Best known for designing the Gateway Arch in St. Louis, Washington Dulles International Airport, and the General Motors Technical Center, architect Eero Saarinen’s legacy is mostly comprised of large buildings and landmarks. But on the rare occasion Saarinen did design a house, he went all-in—as evidenced by the Miller House, a beacon of residential mid century modern architecture in Columbus, Indiana.
“Saarinen only designed seven houses, most of which were done in collaboration with others such as Charles Eames or his father, Eliel Saarinen,” says Shelley Selim, curator of design and decorative arts at the Indianapolis Museum of Art at Newfields. “It’s an incredibly rare gem.”
Adding to that cache is the fact that the Miller House is the only surviving domestic interior designed by Alexander Girard that is open to the public, plus the fact that the landscape was designed by Dan Kiley, whom Selim calls “one of the pioneers of the modernist landscape.” Thanks to the vision of this dream team, the Miller House is often regarded in the same breath with the Farnsworth House and the Glass House as shining examples of residential modernism.
“These three designers worked together in collaboration to create a total work of art,” says Selim. “All three of them were operating at the peak of their careers in the 1950s, and it’s one of those rare moments where there is a confluence of different minds and ideas that come together in a beautiful building.”
Mies-ian Vibes and Special Touches
Clocking in at approximately 6,800 square feet, the Miller House displays what Selim calls a “Mies-ian” vibe, calling on International Style architectural staples such as an open, rectilinear layout; flat roof; glass and stone walls; and a seamless connection to the surrounding landscape (which includes an alleyway of honey locust trees, crowned by Henry Miller’s “Draped Reclining Woman” sculpture). The house was commissioned back in 1953 by J. Irwin and Xenia Simons Miller, and gifted to the Indianapolis Museum of Art at Newfields in 2009 after Xenia’s passing.
While the exterior of the Miller House is significant, it’s the interior design that “brings the space to life,” says Selim. “Girard infused this interior with color and playfulness and folk art from around the world. The interior design tells a story about the Miller family itself in a lot of ways.”
According to Selim, Xenia and Girard bonded over their love of folk art, which is reflected on a 50-foot storage wall displaying an eclectic array of objects from Mexico, Asia, and Eastern Europe.
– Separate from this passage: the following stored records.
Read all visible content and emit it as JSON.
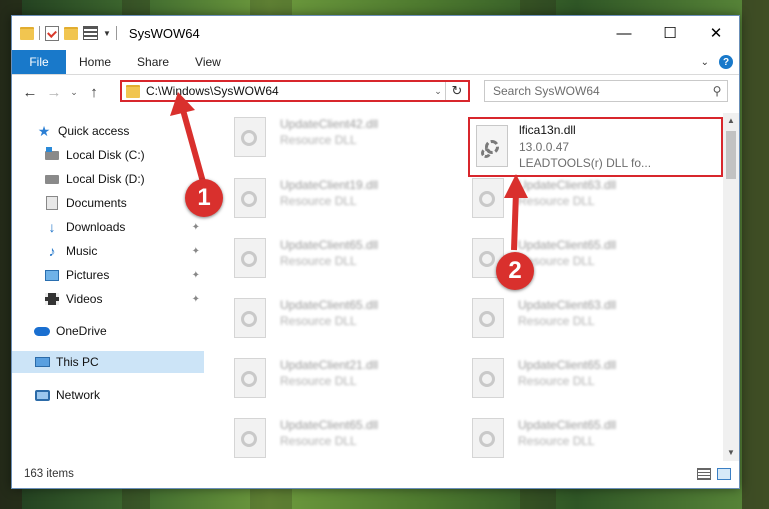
{
  "titlebar": {
    "title": "SysWOW64",
    "minimize": "—",
    "maximize": "☐",
    "close": "✕"
  },
  "ribbon": {
    "tabs": [
      "File",
      "Home",
      "Share",
      "View"
    ],
    "help": "?"
  },
  "nav": {
    "back": "←",
    "forward": "→",
    "recent": "⌄",
    "up": "↑",
    "address": "C:\\Windows\\SysWOW64",
    "refresh": "↻",
    "search_placeholder": "Search SysWOW64"
  },
  "sidebar": {
    "items": [
      {
        "label": "Quick access",
        "icon": "star-icon"
      },
      {
        "label": "Local Disk (C:)",
        "icon": "drive-icon"
      },
      {
        "label": "Local Disk (D:)",
        "icon": "drive-icon"
      },
      {
        "label": "Documents",
        "icon": "documents-icon"
      },
      {
        "label": "Downloads",
        "icon": "downloads-icon",
        "pinned": true
      },
      {
        "label": "Music",
        "icon": "music-icon",
        "pinned": true
      },
      {
        "label": "Pictures",
        "icon": "pictures-icon",
        "pinned": true
      },
      {
        "label": "Videos",
        "icon": "videos-icon",
        "pinned": true
      },
      {
        "label": "OneDrive",
        "icon": "cloud-icon"
      },
      {
        "label": "This PC",
        "icon": "computer-icon",
        "selected": true
      },
      {
        "label": "Network",
        "icon": "network-icon"
      }
    ],
    "pin_glyph": "📌"
  },
  "files": {
    "left": [
      {
        "name": "UpdateClient42.dll",
        "type": "Resource DLL"
      },
      {
        "name": "UpdateClient19.dll",
        "type": "Resource DLL"
      },
      {
        "name": "UpdateClient65.dll",
        "type": "Resource DLL"
      },
      {
        "name": "UpdateClient65.dll",
        "type": "Resource DLL"
      },
      {
        "name": "UpdateClient21.dll",
        "type": "Resource DLL"
      },
      {
        "name": "UpdateClient65.dll",
        "type": "Resource DLL"
      }
    ],
    "right": [
      {
        "name": "UpdateClient63.dll",
        "type": "Resource DLL"
      },
      {
        "name": "UpdateClient65.dll",
        "type": "Resource DLL"
      },
      {
        "name": "UpdateClient63.dll",
        "type": "Resource DLL"
      },
      {
        "name": "UpdateClient65.dll",
        "type": "Resource DLL"
      },
      {
        "name": "UpdateClient65.dll",
        "type": "Resource DLL"
      }
    ],
    "highlighted": {
      "name": "lfica13n.dll",
      "version": "13.0.0.47",
      "description": "LEADTOOLS(r) DLL fo..."
    }
  },
  "status": {
    "items_count": "163 items"
  },
  "annotations": {
    "marker1": "1",
    "marker2": "2",
    "color": "#d9302d"
  }
}
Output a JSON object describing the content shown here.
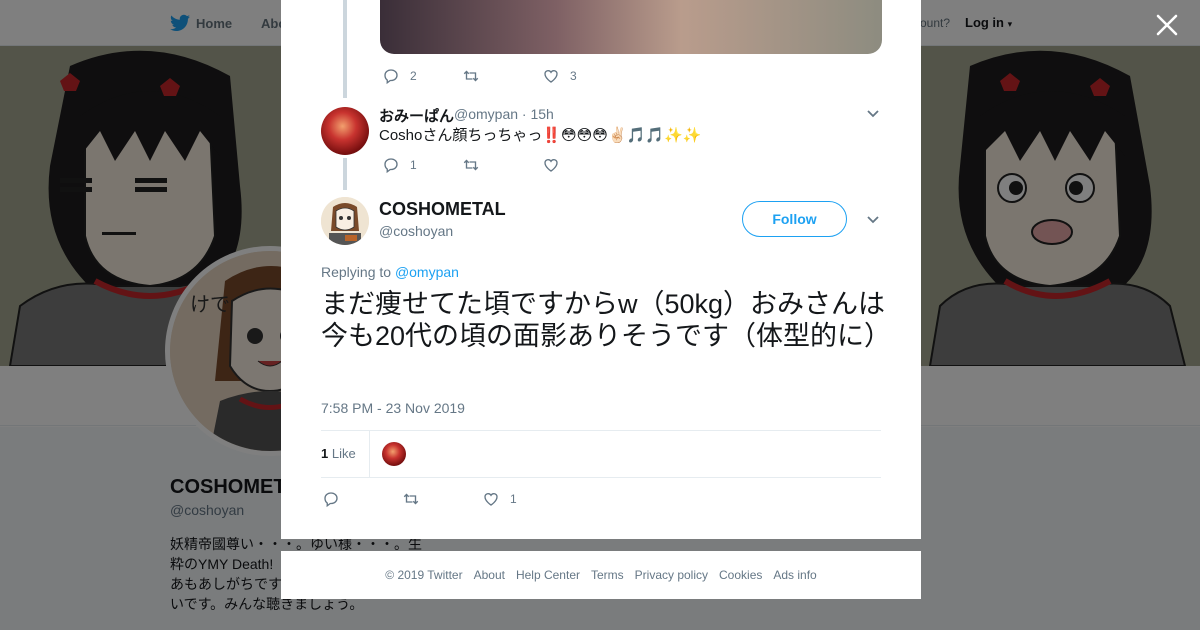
{
  "nav": {
    "home_label": "Home",
    "about_label": "Abo",
    "account_text": "ccount?",
    "login_label": "Log in"
  },
  "profile": {
    "name": "COSHOMET",
    "handle": "@coshoyan",
    "bio_lines": [
      "妖精帝國尊い・・・。ゆい様・・・。生",
      "粋のYMY Death! ",
      "あもあしがちです",
      "いです。みんな聴きましょう。"
    ]
  },
  "thread": {
    "prev_actions": {
      "reply_count": "2",
      "retweet_count": "",
      "like_count": "3"
    },
    "reply": {
      "name": "おみーぱん",
      "handle": "@omypan",
      "time": "· 15h",
      "text": "Coshoさん顔ちっちゃっ‼️😳😳😳✌🏻🎵🎵✨✨",
      "reply_count": "1",
      "retweet_count": "",
      "like_count": ""
    }
  },
  "main_tweet": {
    "name": "COSHOMETAL",
    "handle": "@coshoyan",
    "follow_label": "Follow",
    "replying_prefix": "Replying to",
    "replying_to": "@omypan",
    "text": "まだ痩せてた頃ですからw（50kg）おみさんは今も20代の頃の面影ありそうです（体型的に）",
    "timestamp": "7:58 PM - 23 Nov 2019",
    "likes_count": "1",
    "likes_label": "Like",
    "actions": {
      "reply_count": "",
      "retweet_count": "",
      "like_count": "1"
    }
  },
  "footer": {
    "copyright": "© 2019 Twitter",
    "links": [
      "About",
      "Help Center",
      "Terms",
      "Privacy policy",
      "Cookies",
      "Ads info"
    ]
  },
  "colors": {
    "accent": "#1da1f2",
    "text": "#14171a",
    "muted": "#657786",
    "border": "#e6ecf0"
  }
}
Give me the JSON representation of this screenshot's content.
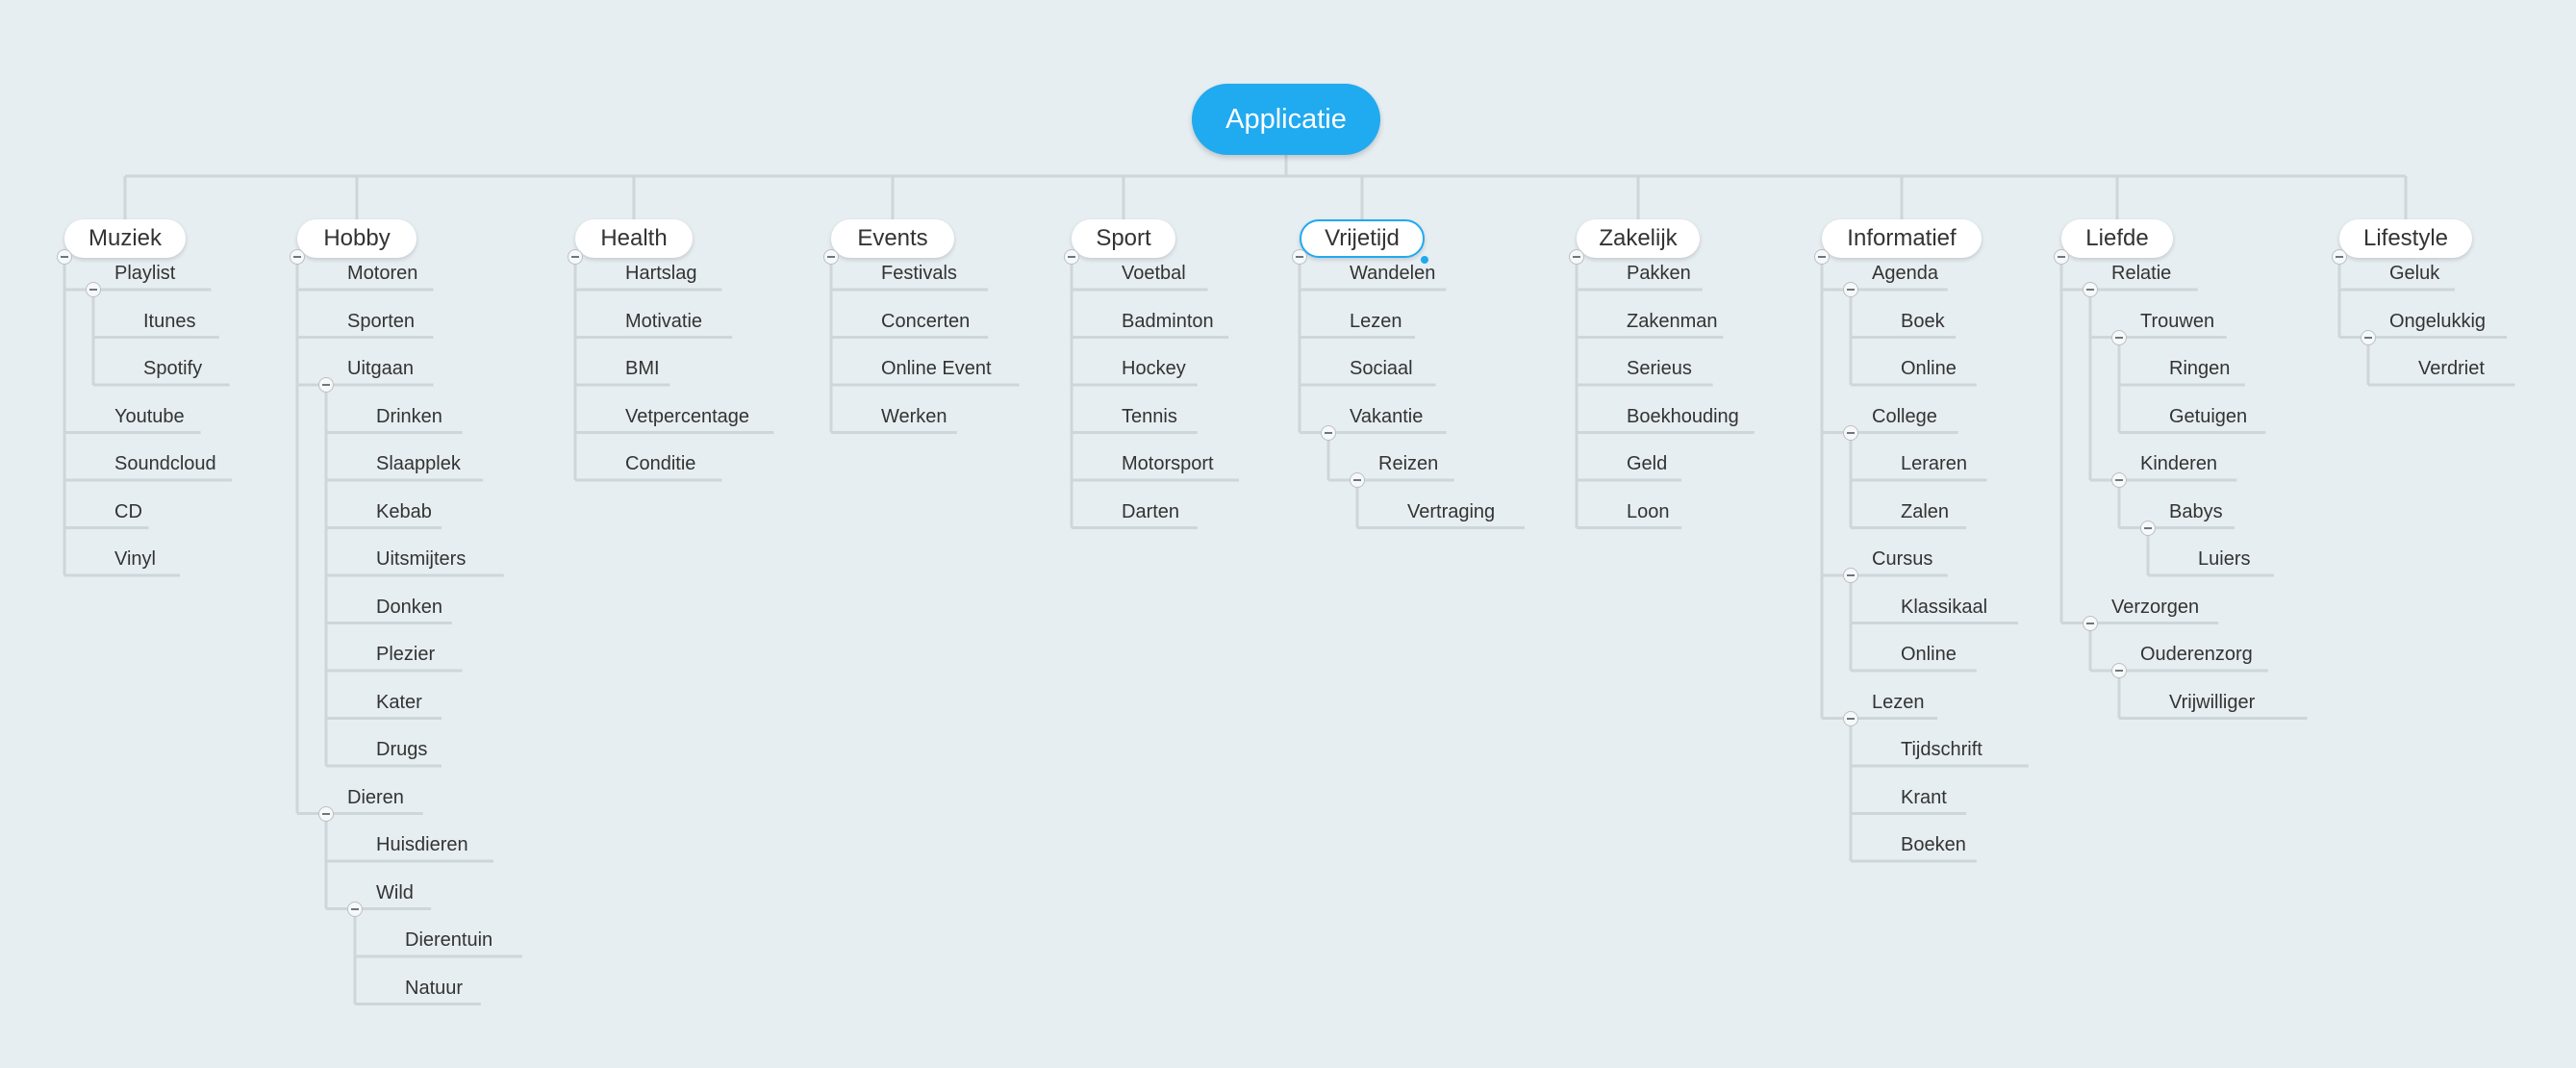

Girard also designed a custom rug that acts as a family history of sorts, with lozenge-shaped cells displaying various iconography—such as the Miller family initials; Eero Saarinen’s initials; an apple as a nod to the on-site orchard; an elephant to represent their Republican affiliation; a church to reflect their deep faith; and butterflies to honor Xenia’s love of the winged creatures.
“The rug acts as a biographical visual memento,” says Selim. “Girard would have had to know the Millers extremely well to know all of these facts about them. The rug provides a really wonderful insight into Girard’s relationship with the Millers; they were extremely important clients for him.”
Having had curatorial oversight for the last four years, it’s hard for Selim to play favorites, but one of her favorite objects in the home is a three-story dollhouse designed by Girard to mimic the Miller House in a Victorian style. The dollhouse is located west of the house’s conversation pit and features ceramic figures and furniture made by Girard’s brother, Italian artist Giancarlo Girard (aka “Tunsi”).
Other notable features of the house include a cylindrical floating fireplace and what Curbed called “the world’s first conversation pit.” Having worked as an assistant curator at Cranbrook, Selim is also struck by the parallels with the Saarinen House designed by Eliel Saarinen.
“Even though Eero and Eliel Saarinen had very different styles and aesthetic approaches, there are definitely similarities between the Saarinen House and the Miller House,” says Selim, who lived in the Saarinen House’s servants’ quarters when she was a Cranbrook fellow. “They include the dining room layout, design of the dining room table, the vantage point from the dining room to the backyard, and curtains being used to divide spaces.”
The Legacy Continues
Though the house has been closed for part of 2020 due to COVID-19, the Miller House is once again open for tours with a special treat in store. Previously covered with a tarp and not open to the public, the pool—replete with Richard Schultz pool furniture—is now on display. “It’s a great addition to the tour and the ambience of the home,” says Selim.
Looking forward, Newfields has obtained a $170,000 Keeping It Modern grant from The Getty Foundation to come up with a conservation management plan for the home. One of the top priorities will be replacing the roof, which is prone to moisture seeping in due to the home’s extensive skylight system (on which Miller installed UV filters to protect the artwork inside).
“It’s an amazing gem that’s been preserved for so long,” says Selim. “The Miller House is one of the greatest examples of modernist domestic architecture that exists in the world today.”